Rough riding my first draft

Shona aged four

This is probably what I looked and felt like when I started writing three years ago. I was winging my first draft, super cocky, ready to dazzle the world. Nobody told me my glasses were too big. Nobody told me I had a bad haircut. I furiously jotted ideas in an expensive leather notebook. Brilliant lines flashed though my head while driving to the grocery stone. I took writerly walks like Stephen King: so writerly, I refused to even let my husband come along. Now, when I look back I see a small girl with big glasses driving a monster truck. I was hurtling down unpaved roads, veering dangerously close to the drop off. My story meandered willy-nilly and often went into some very foggy woods. But did I care care? Hell no! I was a writer!

What happened?

I wandered into Rob Halls’ writing class. I had heard about Rob’s class from another writer. It was difficult to get in. Students pre-registered even before the semester was over. I put my name down on the waiting list and got called one day before the class started. I was in! I found myself in a writing group of 12-16 writers. Mixed ages, no specific genre. There were no prerequisites for the class but all writers had to have a full-length novel in progress. We met once a week at the Community College and critiqued each other’s writing while Rob moderated in his wry, funny way, and made sure nobody got fatally wounded. I was the disruptive one. An unbroken mustang: no critiques had ever reined me in.

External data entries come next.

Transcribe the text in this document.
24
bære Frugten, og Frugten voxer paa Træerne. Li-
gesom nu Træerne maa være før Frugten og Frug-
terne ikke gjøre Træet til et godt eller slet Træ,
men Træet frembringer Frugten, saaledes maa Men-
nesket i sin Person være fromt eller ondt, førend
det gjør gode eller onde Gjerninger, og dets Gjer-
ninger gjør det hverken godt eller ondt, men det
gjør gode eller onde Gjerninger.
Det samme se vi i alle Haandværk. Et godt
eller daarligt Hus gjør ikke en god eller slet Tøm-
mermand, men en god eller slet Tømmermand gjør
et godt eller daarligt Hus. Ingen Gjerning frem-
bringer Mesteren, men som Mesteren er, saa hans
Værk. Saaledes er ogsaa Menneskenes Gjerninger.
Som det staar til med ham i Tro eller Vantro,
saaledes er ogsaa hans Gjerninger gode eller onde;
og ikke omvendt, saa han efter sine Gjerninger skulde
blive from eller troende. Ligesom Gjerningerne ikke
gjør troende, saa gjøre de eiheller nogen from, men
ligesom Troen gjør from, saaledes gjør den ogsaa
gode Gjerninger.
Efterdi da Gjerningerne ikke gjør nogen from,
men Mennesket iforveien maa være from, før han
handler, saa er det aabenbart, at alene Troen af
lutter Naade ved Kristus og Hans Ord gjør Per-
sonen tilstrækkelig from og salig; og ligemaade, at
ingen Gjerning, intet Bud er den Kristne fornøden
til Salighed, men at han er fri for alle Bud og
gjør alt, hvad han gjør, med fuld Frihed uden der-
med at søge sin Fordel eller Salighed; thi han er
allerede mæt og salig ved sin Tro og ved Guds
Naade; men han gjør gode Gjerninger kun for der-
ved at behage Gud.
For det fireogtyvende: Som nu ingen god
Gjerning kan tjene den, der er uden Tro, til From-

Rob Hall never cut with his sword, he always pointed. This was his first gentle critique:

“There is some really good writing in this chapter. You have a particular strength with similes that create, new relevant images for the reader. Clearly, you have the skills. That being said, I don’t know where we are going or what the story is about.”

My fellow writers all had the same complaint. My writing was like pretty leaves scattered on the ground. Nobody saw the magnificent tree in my head. There were no interconnecting branches, no main trunk.

Rob explained things simply but he was never patronizing. Here is another critique:

The things I remember most about this scene is her toe worrying the paint on the verandah and her father lacing his boots. Why is that? You forced me to see those things. In a screenplay those close-up images would be called “insets.” I call the scene truncated because you never finish it. The father stands up and gets his pipe and tin of tobacco. Does he ever pack the pipe with tobacco? Does he ask his daughter what she is going to do with the rest of her day? Do they go down to breakfast together? We don’t know. You have the talent to write well and create images that are fresh and artistic, but I am a bit lost as to what is going on or what to expect when I turn the page to the next chapter. Good luck and keep writing. Rob Hall.

Then he got tougher. This time it was a hug followed by a couple of smacks and a final hug.

Your writing is so lyrical and imagistic that I’m crazy for it: until to get to dialogue, and then it’s atrocious. It seems as if a beam came down from somewhere and stole your grammar, absconded with your Tab key (sometimes) struck you dumb about keeping commas and periods INSIDE double quotation marks, and then impishly snatched away some of your terminal punctuation when you went to get a cup of tea. Then, when we return to the narrative, your writing is again beautiful and lyrical. Are you being possessed? Jekyl and Hyde? The words in the dialogue are good. You simply need to get command of the structure. It’s actually the easiest thing to do in fiction. Make it a habit to write correct dialogue. I really like your writing and your characters. You have talent, girl. Good luck and keep writing. Rob Hall.

I have to admit, I was not entirely clueless about grammar: I was just too damn lazy. Plus I had a crappy attitude:  I believed punctuation was for librarians and school teachers and not talented writers like me (why hadn’t Rob Hall told me himself?) I did not want to be bothered with those pesky little things. When I refused to toe the line,  Rob Hall just let me have it.

“What is this stuff”. What is that period hanging outside the double quotation marks for? “It is supposed to be like this.” Always.

And what – is this thing? This hypen hanging out in the wind? I suspect you think that it is a dash–but this is a dash. A dash is two hypens with no spaces within a mile of themdo you see?

And again, what is this…three squeezed periods? An Ellipses is presented  . . .  like this in a manuscript. Good luck and keep writing. Rob Hall.

He always ended with.“Good luck and keep writing.” It was those five little words (plus the hugs and smacks) that kept me going.

This writing class forced me off the dirt track on to the highway. I began to understand road signs and steer my story towards a clear destination. I learned about plot, narrative arc and pacing. Oh, how I hated structure! All I wanted was to step on the gas and drive like Rambo over potholes.

I have been told I am a good story teller. I can make people laugh, cry, think and wonder. I never thought I would need anything else to be a good writer. But I had much to learn and Rob Hall’s class was only the beginning.